杏子:「"思い、出した"──春見と、影裏さんは……敵──ッ!」

春見:「──ッ!? これって……」


 一度距離を取り魔眼を展開させる春見。しかし、狭い室内では不利だからか、杏子は素早く窓を突き破り外へと飛び出した。

 京香に傷の癒えきらないプランナーと及川の守りを頼み、春見と影裏は杏子と対峙する。


影裏:「春見っ! 今のワーディングは……!」

春見:「お姉ちゃんが……誰かに操られてるみたい。恐らく、奏 時貞に」


「絶対に──赦さないっ」


 右目から強い光が迸る。それは、春見の強い感情に呼応しているようだ。


杏子:「影裏、さん。春見。貴女たちは、大切な、人を──うぐっ」


 呻くように口にして、頭を抑える。


影裏:「……認識を歪まされてるのか……なんてことを」

春見:「何としても止めなきゃ」

杏子:「────」


 杏子が頭から手を離すと同時、二人の背筋に冷たいものが流れる。

 ──強い殺気。それを裏付ける、肌が粟立つほどのレネゲイド。


杏子:「……私から、私の全てを奪った人」


 杏子が手を伸ばした先に巨大な鎌が現れる。それは彼女が発する殺意が具現化したかのようだ。
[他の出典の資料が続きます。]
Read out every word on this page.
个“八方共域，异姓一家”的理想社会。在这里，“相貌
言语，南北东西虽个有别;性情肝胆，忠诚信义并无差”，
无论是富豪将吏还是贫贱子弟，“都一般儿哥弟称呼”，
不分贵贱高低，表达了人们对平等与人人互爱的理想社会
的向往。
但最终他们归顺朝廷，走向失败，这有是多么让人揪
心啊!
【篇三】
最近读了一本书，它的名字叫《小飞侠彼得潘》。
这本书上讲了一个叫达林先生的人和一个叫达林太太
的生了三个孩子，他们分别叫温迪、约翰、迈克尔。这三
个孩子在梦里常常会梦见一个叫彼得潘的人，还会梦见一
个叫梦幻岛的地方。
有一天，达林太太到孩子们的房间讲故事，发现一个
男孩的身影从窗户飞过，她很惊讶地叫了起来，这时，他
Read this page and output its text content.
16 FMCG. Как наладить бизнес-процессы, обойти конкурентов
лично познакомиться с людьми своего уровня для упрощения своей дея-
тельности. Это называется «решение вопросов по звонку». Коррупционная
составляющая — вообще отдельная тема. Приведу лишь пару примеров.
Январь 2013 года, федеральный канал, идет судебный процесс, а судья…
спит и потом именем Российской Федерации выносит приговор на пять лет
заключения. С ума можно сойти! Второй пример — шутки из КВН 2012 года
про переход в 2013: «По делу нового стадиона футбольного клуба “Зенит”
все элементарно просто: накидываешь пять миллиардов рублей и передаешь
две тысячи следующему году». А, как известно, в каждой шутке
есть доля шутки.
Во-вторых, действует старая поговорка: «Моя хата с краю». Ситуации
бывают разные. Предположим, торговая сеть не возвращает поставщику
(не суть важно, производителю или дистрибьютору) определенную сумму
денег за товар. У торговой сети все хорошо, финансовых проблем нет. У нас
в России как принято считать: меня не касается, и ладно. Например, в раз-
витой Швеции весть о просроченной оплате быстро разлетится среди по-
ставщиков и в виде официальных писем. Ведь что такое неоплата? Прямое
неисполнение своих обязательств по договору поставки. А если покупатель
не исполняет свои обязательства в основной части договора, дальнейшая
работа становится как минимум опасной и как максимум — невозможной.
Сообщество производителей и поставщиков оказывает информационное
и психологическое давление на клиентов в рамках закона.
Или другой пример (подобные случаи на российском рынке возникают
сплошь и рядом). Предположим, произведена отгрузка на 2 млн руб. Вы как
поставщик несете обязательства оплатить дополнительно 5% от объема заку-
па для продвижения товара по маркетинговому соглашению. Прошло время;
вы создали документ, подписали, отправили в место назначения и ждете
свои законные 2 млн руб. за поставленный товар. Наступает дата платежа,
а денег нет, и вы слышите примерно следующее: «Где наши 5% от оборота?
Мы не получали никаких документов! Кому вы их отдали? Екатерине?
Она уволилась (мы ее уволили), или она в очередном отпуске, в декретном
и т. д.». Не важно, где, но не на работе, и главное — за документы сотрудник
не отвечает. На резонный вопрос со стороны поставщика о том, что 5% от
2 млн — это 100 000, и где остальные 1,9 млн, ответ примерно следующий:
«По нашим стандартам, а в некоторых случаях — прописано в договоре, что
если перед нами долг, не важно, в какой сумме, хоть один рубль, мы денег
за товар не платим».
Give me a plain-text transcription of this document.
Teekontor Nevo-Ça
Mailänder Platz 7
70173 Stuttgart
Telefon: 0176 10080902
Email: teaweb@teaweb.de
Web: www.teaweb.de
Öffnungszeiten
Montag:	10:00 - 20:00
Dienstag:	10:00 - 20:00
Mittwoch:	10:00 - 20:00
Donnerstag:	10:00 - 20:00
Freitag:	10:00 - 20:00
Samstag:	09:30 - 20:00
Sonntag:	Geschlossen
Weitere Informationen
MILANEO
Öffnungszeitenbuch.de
春見:「……あながち、間違いとも言えないのかな。お姉ちゃんの人生を狂わせたのは、私なのかも」


 その小さな呟きに、影裏は静かに。けれども強く、ハッキリと。


影裏:「お前達の間に何があったのか、詳しくは知らん。

 けどな……家族が殺し合うのを、黙って見逃す俺じゃない」


 両腕に黒炎を噴き上がらせ戦闘態勢を整える。


春見:「……うん、私は知ってるよ。結理君の隣に、ずっと居たからね。

 お願い結理君。お姉ちゃんを……"私は"救いたい」


 他でもない、春見自身の意志で。


春見:「手伝って!」

影裏:「ああ。任された!」


 その様子を、杏子は昏い目で見つめる。


杏子:「嫌い……嫌いだ。影裏さんに嫉妬する心も。春見を守れなかった自分も! 全部……全部ッ!」


 強い杏子自身への嫌悪の心。それが強い自傷の衝動を孕んだレネゲイドとなって二人に叩きつけられる!



GM:衝動判定だ。難易度は<意志> 9!

影裏&春見:(ダイスころころ)達成値13で成功!


 衝動侵蝕により二人の侵蝕率は(影裏:123% 春見:119%)となった。



 昏い眼差しのまま、杏子は音もなく大鎌を構える──。